Friday, May 25, 2012

Why I’ve deleted the Google+ app from my phone

I have been a little uneasy with the changes to Google accounts and particularly the way photos get shared when you post them in Google+. I was quiet a fan of Picasa and Picasa Web Albums but now I am less so and in fact worried enough not to post family photos on using Google+ any more. For a while I just stepped back and watched what was happening. Well very little has happened and a couple of the features I had liked have tarnished a little (at least for me). It is now time to reassess. So reluctantly I am deleting my Google+ app from my phone and whilst I will keep my Google+ account I doubt I will be using it to post photos much any more.

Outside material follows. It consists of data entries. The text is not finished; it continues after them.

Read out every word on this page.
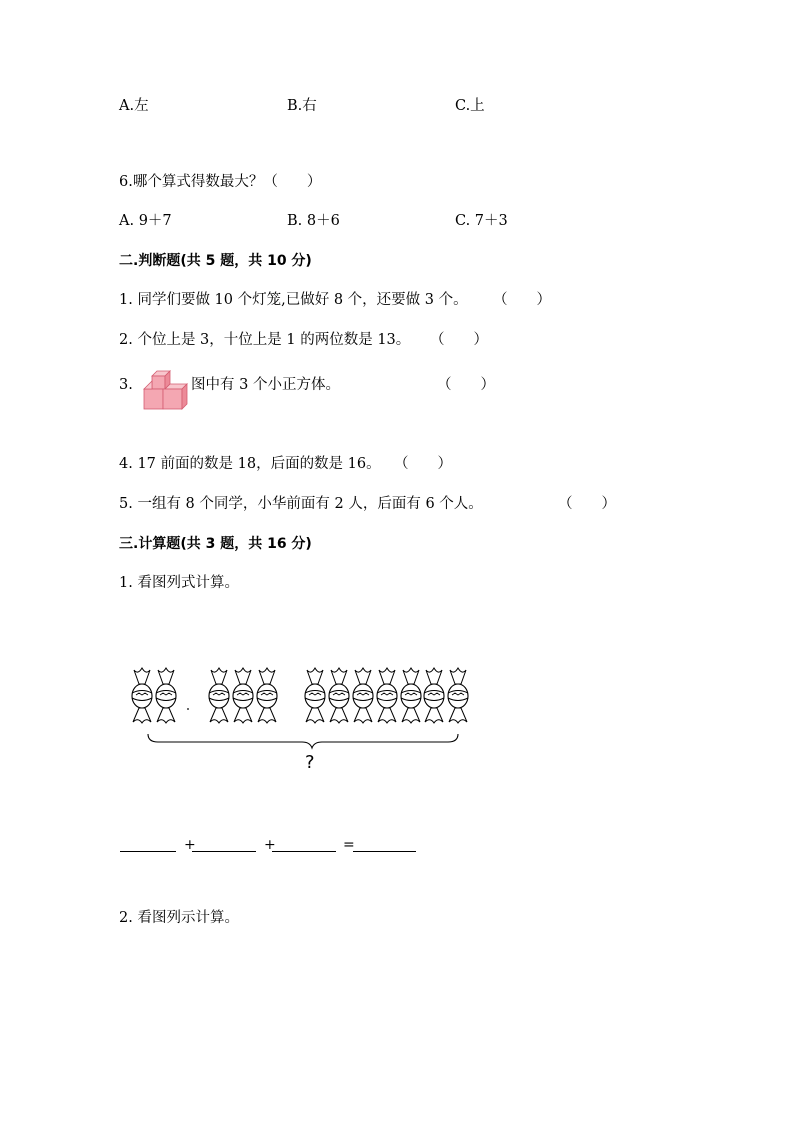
A.左	B.右	C.上
6.哪个算式得数最大？（　　）
A. 9＋7	B. 8＋6	C. 7＋3
二.判断题(共 5 题，共 10 分)
1. 同学们要做 10 个灯笼,已做好 8 个，还要做 3 个。 （　　）
2. 个位上是 3，十位上是 1 的两位数是 13。 （　　）
3.	图中有 3 个小正方体。	（　　）
4. 17 前面的数是 18，后面的数是 16。 （　　）
5. 一组有 8 个同学，小华前面有 2 人，后面有 6 个人。	（　　）
三.计算题(共 3 题，共 16 分)
1. 看图列式计算。
?
+	+	=
2. 看图列示计算。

  1. I never really connected with the “phenomenal growth” photo community on Google+, despite joining a number of great photographic circles. What I actually saw was a lot of follow the leader copy cat stuff. There were some innovative and different things but they where quickly everywhere, hundreds of them with thousands of comments like “wow” and “great shot” this quickly dulled the very reason to even look, it was just always more of the same. Of course some of the photographers, like +Thomas Hawk, and +Trey Radcliffe just to mention a couple, are still great, producing great work, I just think they have gotten lost in the “look at me” "wanna bees” that post incessantly.
  2. The way you can control how your photos are shared has changed, in Picasa Web you had several options (not unlike flickr) for family and friends as well as sharing by individual emails invitations. Under the Google+ changes you might be surprised to find out that as soon as you share on Google+, that goes to your home page AND the home page of anyone in the circles you share with. Their friends will be able to read (and repost links to) your photos. This is really just the same as the problem as in facebook that has caught out so many celebrities (who have discovered to late that the gossip mags have just publish some private and perhaps less than flattering snaps just meant for their friends).
  3. The Google+ View (aka lightbox), which is a very nice clean format, actually doesn’t have details of how you wish to licence your photo (whereas Picasa Web did). Not being able to display a creative commons licence is a spoiler for me and I have posted very few photos to be share publically on Google+ since I realised this.
  4. imageInstant Upload, which seemed to be a very nice feature and used to work well on my phone no longer worked in the updated, oversized and blotted Google+ app (15,45MB), that auto update delivered itself to me one night. Checking the fine print I have found that instant upload no longer works for android version 2.1 (which my Telstra wildfire is locked to).  I can not see anyway to go back a version on the app, so this was really the deal breaker.